There's a famous Old Hollywood watering hole called the Musso and Frank Grill. In the late afternoons, I liked to stop in and down a couple.

Once, I remember sitting at the long bar. Couldn't have been more than a dozen people in the place. In walked a white-bearded, dapperly dressed guy in his 60s. I was probably 30. Even though there were plenty of empty barstools, he sat down right next to me. I ended up buying him a drink. He reciprocated and so on. We got pretty lathered up. He told me that his name was Al.

I told him my stories, and he told me his. How he grew up in tough little towns in Louisiana, worked for the circus for a while, then moved to Los Angeles to pursue acting. I didn't recognize him, so I figured, like so many other dreamers, he hadn't made it.

It wasn't until we were three sheets to the wind that he revealed to me that he was the one and only Lash LaRue. I was thrilled to meet him. I asked him a million questions, and he was only too happy to answer them.

Three young stocky guys were sitting at a table just behind us. They were loud. Two or three times, one of them picked up their drinks at the bar and bumped into me. I finally said something to one of them. He put his hands on me, and it was on.

This idiot threw a punch at me, missed, and I popped him a good one. He stepped back, holding his mouth and didn't act like he was gonna do anything. All of a sudden, just like in the movies, Lash was off his bar stool, fists up. He hollered out, "How many of you are there?"

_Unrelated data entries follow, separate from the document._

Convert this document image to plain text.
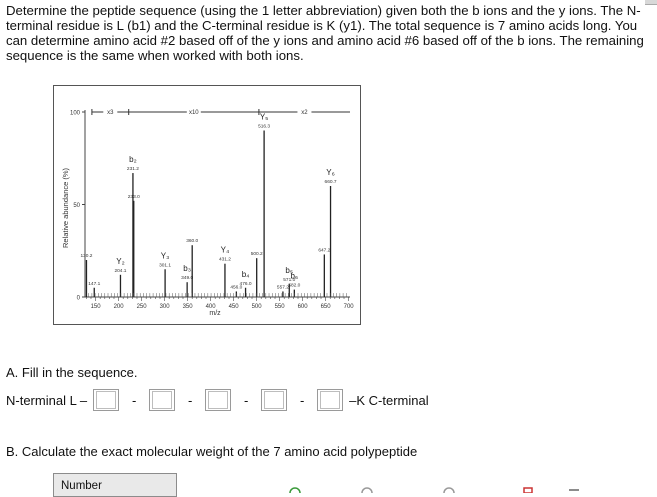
Determine the peptide sequence (using the 1 letter abbreviation) given both the b ions and the y ions. The N-terminal residue is L (b1) and the C-terminal residue is K (y1). The total sequence is 7 amino acids long. You can determine amino acid #2 based off of the y ions and amino acid #6 based off of the b ions. The remaining sequence is the same when worked with both ions.

Relative abundance (%)
m/z
x3	x10	x2
100
50
0
150 200 250 300 350 400 450 500 550 600 650 700
130.2
147.1
204.1
Y₂
233.0
231.2
b₂
301.1
Y₃
349.0
b₃
360.0
431.2
Y₄
476.0
b₄
456.0
500.2
516.3
Y₅
557.2
571.0
b₅
582.0
b₆
647.2
660.7
Y₆

A. Fill in the sequence.

N-terminal L –	-	-	-	-	–K C-terminal

B. Calculate the exact molecular weight of the 7 amino acid polypeptide

Number
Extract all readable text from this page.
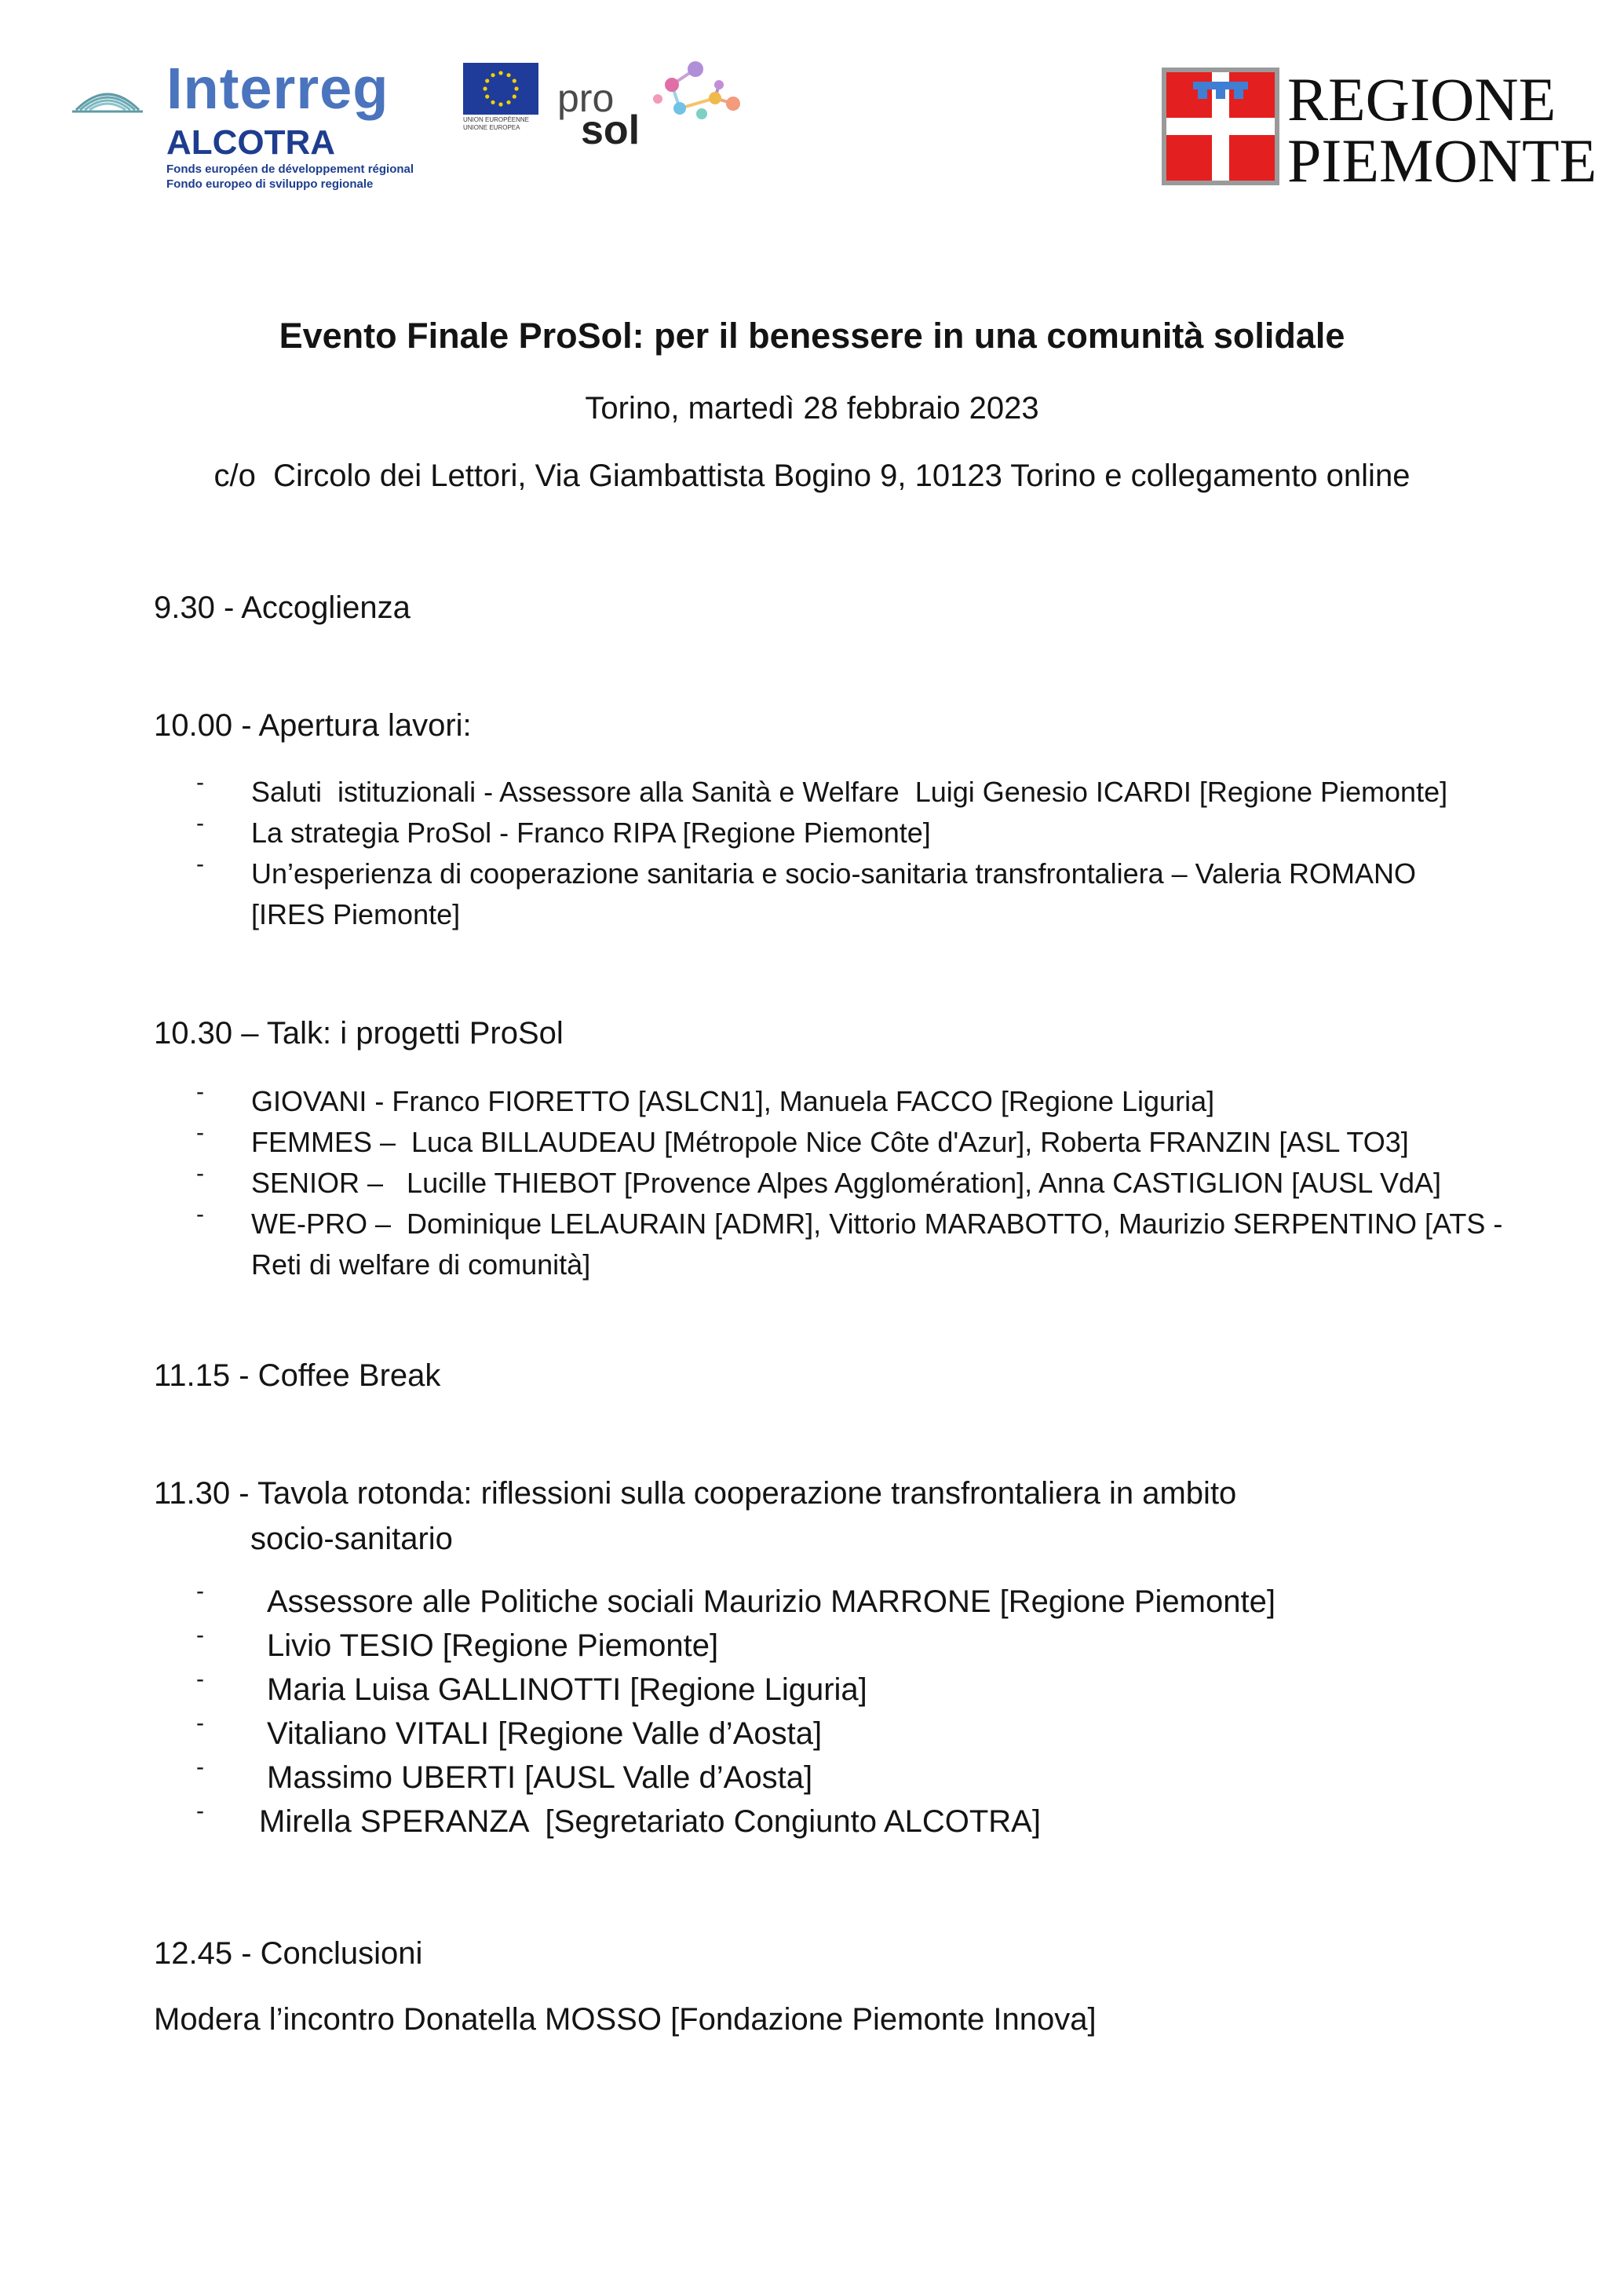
Interreg
ALCOTRA
Fonds européen de développement régional
Fondo europeo di sviluppo regionale
UNION EUROPÉENNE
UNIONE EUROPEA
pro
sol	REGIONE
PIEMONTE
Evento Finale ProSol: per il benessere in una comunità solidale
Torino, martedì 28 febbraio 2023
c/o  Circolo dei Lettori, Via Giambattista Bogino 9, 10123 Torino e collegamento online
9.30 - Accoglienza
10.00 - Apertura lavori:
- Saluti  istituzionali - Assessore alla Sanità e Welfare  Luigi Genesio ICARDI [Regione Piemonte]
- La strategia ProSol - Franco RIPA [Regione Piemonte]
- Un’esperienza di cooperazione sanitaria e socio-sanitaria transfrontaliera – Valeria ROMANO
[IRES Piemonte]
10.30 – Talk: i progetti ProSol
- GIOVANI - Franco FIORETTO [ASLCN1], Manuela FACCO [Regione Liguria]
- FEMMES –  Luca BILLAUDEAU [Métropole Nice Côte d'Azur], Roberta FRANZIN [ASL TO3]
- SENIOR –   Lucille THIEBOT [Provence Alpes Agglomération], Anna CASTIGLION [AUSL VdA]
- WE-PRO –  Dominique LELAURAIN [ADMR], Vittorio MARABOTTO, Maurizio SERPENTINO [ATS -
Reti di welfare di comunità]
11.15 - Coffee Break
11.30 - Tavola rotonda: riflessioni sulla cooperazione transfrontaliera in ambito
socio-sanitario
- Assessore alle Politiche sociali Maurizio MARRONE [Regione Piemonte]
- Livio TESIO [Regione Piemonte]
- Maria Luisa GALLINOTTI [Regione Liguria]
- Vitaliano VITALI [Regione Valle d’Aosta]
- Massimo UBERTI [AUSL Valle d’Aosta]
- Mirella SPERANZA  [Segretariato Congiunto ALCOTRA]
12.45 - Conclusioni
Modera l’incontro Donatella MOSSO [Fondazione Piemonte Innova]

Here came the other two. Lash hit one of them five times before the guy knew what happened. I smacked the other one. Somehow, with all the hoopla, we switched opponents and kept on punching till the two of them were laid out. The third guy fast-stepped out the back door.

The bartenders helped the other two to their feet and told them, "Get out and never come back." Lash and I sat back down and finished our drinks. What a way to meet an idol.

Lash and I met up several more times. Then, like it is in Tinseltown, we went our separate ways.

I heard he got religion and actually did some preaching but never stopped drinking. I can't say that it surprised me. During our drinking sessions, we talked some about God. Both of us were believers.

I remember telling Lash that I felt guilty drinking booze and talking about God in a bar. He reminded me that all those Christians in biblical times drank wine "till the cows came home." He told me, "If it wasn't for us drunks, God wouldn't have much to do." He'd lift his glass in toast and say, "To the Last Supper."

Lash LaRue was my favorite cowboy, and he was quite a guy.

Through the grace of God, and support from my wife, Jana, I stopped drinking and brawling years ago. I assume the Almighty has had a lot more time for others.

If you have a drinking problem, please get some help.